For Otone, who denies her grief, and Kensuke, who bargains with its root causes (he’s constantly trying find a concrete culprit for Kakeru’s demise), this marital fissure lies at the root of their other, minor disagreements, like how to spend their time with their new robo-son, or with each other. Here, Koreeda lays the foundation for riveting drama that gets to the heart of why the world of generative A.I. and LLMs is heading in this direction. However, he soon cuts the movie’s legs out from under it, by swerving in a much more conventional direction, transforming it into a familiar but ultimately directionless digital-consciousness drama.
Sheep in the Box begins intriguingly, but takes a turn that does its story of grief a disservice.
The film has an intriguing look about it, with modernist designs and washed out greys and blues hinting at a tactile world that has lost some of its vigor. However, its focus on this misplaced vibrancy, by way of a couple turning to technology to fill a child-shaped void, ends up slipping away rather quickly, as Kensuke becomes relegated to a minor character, and the story begins to shift towards Otone’s family in unwieldy ways. Before long, Sheep in the Box can no longer be reasonably called a film about mortality, a switch that flips when Otone begins observing changes in Kakeru’s behavior. These aren’t particularly drastic, but they begin hinting at the well-worn idea that this programmed human Xerox copy may have consciousness, or a soul, concepts which have been explored with more dramatic rigor in practically every film or short story that has approached the subject before.

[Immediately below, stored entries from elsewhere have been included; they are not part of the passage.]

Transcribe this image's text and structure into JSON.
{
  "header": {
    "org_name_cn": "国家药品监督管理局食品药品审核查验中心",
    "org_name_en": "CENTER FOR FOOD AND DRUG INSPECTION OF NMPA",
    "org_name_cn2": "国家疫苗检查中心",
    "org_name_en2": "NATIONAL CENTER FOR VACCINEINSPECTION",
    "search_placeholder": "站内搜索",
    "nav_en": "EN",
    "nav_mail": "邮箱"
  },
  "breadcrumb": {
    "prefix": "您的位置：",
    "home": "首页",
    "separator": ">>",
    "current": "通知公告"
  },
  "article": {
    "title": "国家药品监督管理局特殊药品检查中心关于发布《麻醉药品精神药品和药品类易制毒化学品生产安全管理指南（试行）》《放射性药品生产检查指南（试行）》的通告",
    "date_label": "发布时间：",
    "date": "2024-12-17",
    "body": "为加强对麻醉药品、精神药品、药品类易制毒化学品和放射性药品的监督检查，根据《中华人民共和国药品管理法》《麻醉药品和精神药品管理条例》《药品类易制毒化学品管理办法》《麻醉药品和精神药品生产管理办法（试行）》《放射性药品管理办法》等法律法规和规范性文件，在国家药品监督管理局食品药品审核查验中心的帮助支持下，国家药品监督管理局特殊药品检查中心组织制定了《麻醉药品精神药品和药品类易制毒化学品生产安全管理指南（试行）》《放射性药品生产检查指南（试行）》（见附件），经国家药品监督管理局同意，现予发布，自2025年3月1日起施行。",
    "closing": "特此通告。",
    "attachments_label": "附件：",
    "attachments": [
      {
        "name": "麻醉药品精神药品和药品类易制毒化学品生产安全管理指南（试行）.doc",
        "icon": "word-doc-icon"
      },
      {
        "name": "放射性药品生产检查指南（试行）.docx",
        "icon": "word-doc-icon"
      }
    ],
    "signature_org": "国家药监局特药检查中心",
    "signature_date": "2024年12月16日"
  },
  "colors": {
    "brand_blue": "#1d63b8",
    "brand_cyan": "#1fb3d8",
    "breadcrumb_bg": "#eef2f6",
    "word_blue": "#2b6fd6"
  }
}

Here, Koreeda’s ideas manifest in far too vague a fashion, with the possibility of individual self-actualization and even a digital exodus hovering over the plot, but only lightly. Otone and Kensuke don’t seem attached enough to Kakeru (and to put it crudely: damaged enough by grief) for these possibilities to matter all that much to them. Rather than fully exploring the negative space between its adult couple, or conversely, the manner in which a humanoid consciousness can temporarily fill it, Sheep in the Box ends up in a lukewarm middle ground between the two approaches, and thus, ends up on a torturously winding quest for an actual conclusion.
With one ending after another, the movie tosses out thematic exposition as if grasping at stars, in order to retroactively determine what it was all about in the first place. For a filmmaker as otherwise deft and dramatically surefooted as Koreeda, it plays bizarrely like a work of severe self-doubt, as though he was never quite certain of his feelings about evolving technology. But rather than unpacking these contradictions, he put so much effort towards finding some semblance of a didactic, essayistic answer that he forgot to maintain his signature focus on complex humanity. In a film ostensibly about how A.I. impacts the human condition, there’s no more morose an irony.